The implications of Britain’s decision in June 2016 to leave the EU are gradually becoming clearer. In the area of government procurement, a paper by the European Parliament has highlighted the various models available to UK and British companies, post-Brexit, for participation in the EU market.
The paper proposes that, in addition to the European Economic Area Agreement (EEA) model and the World Trade Organisation Agreement on Government Procurement (GPA) model – two models which we’ve already discussed in a previous alert – there is potential room for either an “EEA-minus” approach or a “GPA-plus” approach, both of which are explained in more detail below. The European Commission estimated in 2015 that public expenditures for goods, works and services amounted to 13.1% of EU GDP and 13.6% of UK GDP, and this makes it understandable why the EU is so keen to ensure that the EU and UK markets stay open and accessible to each other after the UK’s withdrawal from the EU.
A quick recap of the EEA and GPA models
Under the EEA model, the existing EU procurement directives apply in the same way to EEA countries as within the EU; for example, the EU’s common advertising system for notices – Tenders Electronic Daily (TED) – still has to be used and notices have to be submitted in one of the EU’s official languages. In addition, the same obligations apply with regard to below-threshold contracts for cross-border interests. However, the EEA model does not provide for a customs union. Essentially, this means that non-EEA products do not have guaranteed access to the market, even when such products are offered by EEA entities – the logical conclusion of this being that UK entities may find themselves shut out of EU-originating procurement exercises, without any recourse.

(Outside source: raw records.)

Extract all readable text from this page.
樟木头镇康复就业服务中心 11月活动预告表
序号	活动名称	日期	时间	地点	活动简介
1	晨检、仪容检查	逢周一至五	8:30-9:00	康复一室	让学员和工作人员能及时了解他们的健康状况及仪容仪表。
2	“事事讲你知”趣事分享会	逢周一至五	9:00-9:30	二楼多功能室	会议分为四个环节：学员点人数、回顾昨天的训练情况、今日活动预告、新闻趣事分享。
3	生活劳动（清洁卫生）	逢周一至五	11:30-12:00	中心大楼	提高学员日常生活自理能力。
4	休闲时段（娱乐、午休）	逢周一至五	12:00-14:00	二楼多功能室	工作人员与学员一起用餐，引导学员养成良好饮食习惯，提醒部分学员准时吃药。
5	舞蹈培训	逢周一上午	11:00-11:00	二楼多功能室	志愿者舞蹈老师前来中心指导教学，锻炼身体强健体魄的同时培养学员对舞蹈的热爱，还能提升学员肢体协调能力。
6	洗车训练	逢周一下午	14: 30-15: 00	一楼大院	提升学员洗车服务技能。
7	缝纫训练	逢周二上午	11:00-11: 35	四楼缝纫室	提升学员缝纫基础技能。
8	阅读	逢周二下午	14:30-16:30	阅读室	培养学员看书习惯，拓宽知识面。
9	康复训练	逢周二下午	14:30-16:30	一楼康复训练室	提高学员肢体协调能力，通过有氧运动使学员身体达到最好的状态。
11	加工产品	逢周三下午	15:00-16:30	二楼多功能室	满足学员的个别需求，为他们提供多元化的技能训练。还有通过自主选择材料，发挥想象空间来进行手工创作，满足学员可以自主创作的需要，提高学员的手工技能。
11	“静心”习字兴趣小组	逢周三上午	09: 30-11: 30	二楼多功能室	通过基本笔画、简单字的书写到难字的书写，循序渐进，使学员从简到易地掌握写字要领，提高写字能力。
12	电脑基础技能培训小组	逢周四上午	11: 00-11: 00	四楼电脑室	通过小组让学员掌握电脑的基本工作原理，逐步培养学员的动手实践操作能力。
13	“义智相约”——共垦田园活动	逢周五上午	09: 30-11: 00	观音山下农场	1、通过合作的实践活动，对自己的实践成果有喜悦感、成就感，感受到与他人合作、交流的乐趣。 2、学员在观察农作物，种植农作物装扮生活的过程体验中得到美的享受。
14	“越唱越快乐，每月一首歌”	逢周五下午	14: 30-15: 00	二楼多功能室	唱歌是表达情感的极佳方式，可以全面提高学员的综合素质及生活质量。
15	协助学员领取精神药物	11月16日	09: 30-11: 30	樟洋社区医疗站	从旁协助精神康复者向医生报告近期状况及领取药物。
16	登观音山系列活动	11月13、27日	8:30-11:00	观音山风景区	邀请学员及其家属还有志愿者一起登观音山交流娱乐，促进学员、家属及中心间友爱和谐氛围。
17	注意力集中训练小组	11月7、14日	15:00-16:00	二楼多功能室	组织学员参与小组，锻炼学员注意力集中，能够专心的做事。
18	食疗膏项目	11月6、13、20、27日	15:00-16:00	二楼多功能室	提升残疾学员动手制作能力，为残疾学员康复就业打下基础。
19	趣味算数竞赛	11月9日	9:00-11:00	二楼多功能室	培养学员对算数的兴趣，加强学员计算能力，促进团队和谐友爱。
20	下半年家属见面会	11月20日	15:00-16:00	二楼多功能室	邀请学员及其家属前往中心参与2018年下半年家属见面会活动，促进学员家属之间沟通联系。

As for the GPA model, it is still unclear if the UK would need to rejoin the GPA after Brexit, with or without a new formal application. This would be the first question to answer, should the UK opt for this model, but this issue is more logistical than structural. The GPA itself is a robust framework for public procurement and, importantly, it provides remedies for affected entities before national review authorities. Indeed, the GPA model has been used by the EU itself in public procurement agreements with its trading partners who are not parties to the GPA. Therefore, the GPA model could be a viable option for a significant EU-UK agreement on procurement. Still, much like the EEA model, the GPA lacks crucial detail on issues such as handling concessions, modifying existing contracts, and dealing with procurements by one public entity from another.
Finding a middle ground?
An “EEA-minus” approach would use EU law as the basis for procurement-specific rules, thereby maintaining EU access to above-threshold UK markets on the same basis as at present. In addition, the UK would be permitted to continue using the common EU advertising system. The paper acknowledges, however, that it is likely to be difficult to simultaneously maintain this model and ensure consistent application and development of rules based on EU law, in light of future developments in EU legislation and case law.

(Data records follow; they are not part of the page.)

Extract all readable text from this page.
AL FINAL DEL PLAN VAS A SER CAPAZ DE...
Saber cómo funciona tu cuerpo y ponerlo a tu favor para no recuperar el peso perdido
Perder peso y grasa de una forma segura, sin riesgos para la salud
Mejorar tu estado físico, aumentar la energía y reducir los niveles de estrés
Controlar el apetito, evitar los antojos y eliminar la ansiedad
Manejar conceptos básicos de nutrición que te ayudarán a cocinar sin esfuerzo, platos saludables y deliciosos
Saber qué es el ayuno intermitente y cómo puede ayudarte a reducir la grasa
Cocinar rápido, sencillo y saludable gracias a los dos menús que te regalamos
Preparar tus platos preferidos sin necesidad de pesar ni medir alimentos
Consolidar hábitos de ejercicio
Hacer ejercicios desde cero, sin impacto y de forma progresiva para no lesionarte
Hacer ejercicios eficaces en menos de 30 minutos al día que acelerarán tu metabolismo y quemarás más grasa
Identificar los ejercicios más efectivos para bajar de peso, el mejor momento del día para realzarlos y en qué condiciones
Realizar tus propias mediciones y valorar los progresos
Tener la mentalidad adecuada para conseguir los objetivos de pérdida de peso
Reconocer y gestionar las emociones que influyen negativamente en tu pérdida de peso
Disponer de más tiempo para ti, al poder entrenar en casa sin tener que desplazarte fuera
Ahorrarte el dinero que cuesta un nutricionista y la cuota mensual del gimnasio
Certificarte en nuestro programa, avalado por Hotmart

On the other hand, a “GPA-plus” approach would maintain access based on the GPA but be supplemented by additional rules, which could be used to address any important issues that are not covered by the GPA, including rules based on EU law. Such rules may be suitable for eventual inclusion in the GPA itself or of specific relevance to the EU’s relationship with the UK.

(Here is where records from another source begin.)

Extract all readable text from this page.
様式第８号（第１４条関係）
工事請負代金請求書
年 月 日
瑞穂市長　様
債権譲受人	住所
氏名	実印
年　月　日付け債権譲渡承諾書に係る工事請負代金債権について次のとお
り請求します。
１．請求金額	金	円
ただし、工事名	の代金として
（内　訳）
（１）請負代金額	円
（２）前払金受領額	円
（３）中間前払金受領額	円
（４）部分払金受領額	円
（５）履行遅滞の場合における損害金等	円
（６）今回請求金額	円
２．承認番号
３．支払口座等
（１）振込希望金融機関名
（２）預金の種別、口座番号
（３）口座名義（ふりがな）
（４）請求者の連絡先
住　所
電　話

Whatever approach is taken, the devil will most certainly be in the details. Even after a model is eventually chosen, considerable thought will have to be given to matters such as transparency rules on below-threshold procurement and the use of enforcement mechanisms, including inter-governmental enforcements. The EU procurement regime is the product of multinational input and repeated iterations over the years, and we anticipate that this paper from the European Parliament is just the start of a similar journey between the EU and the UK.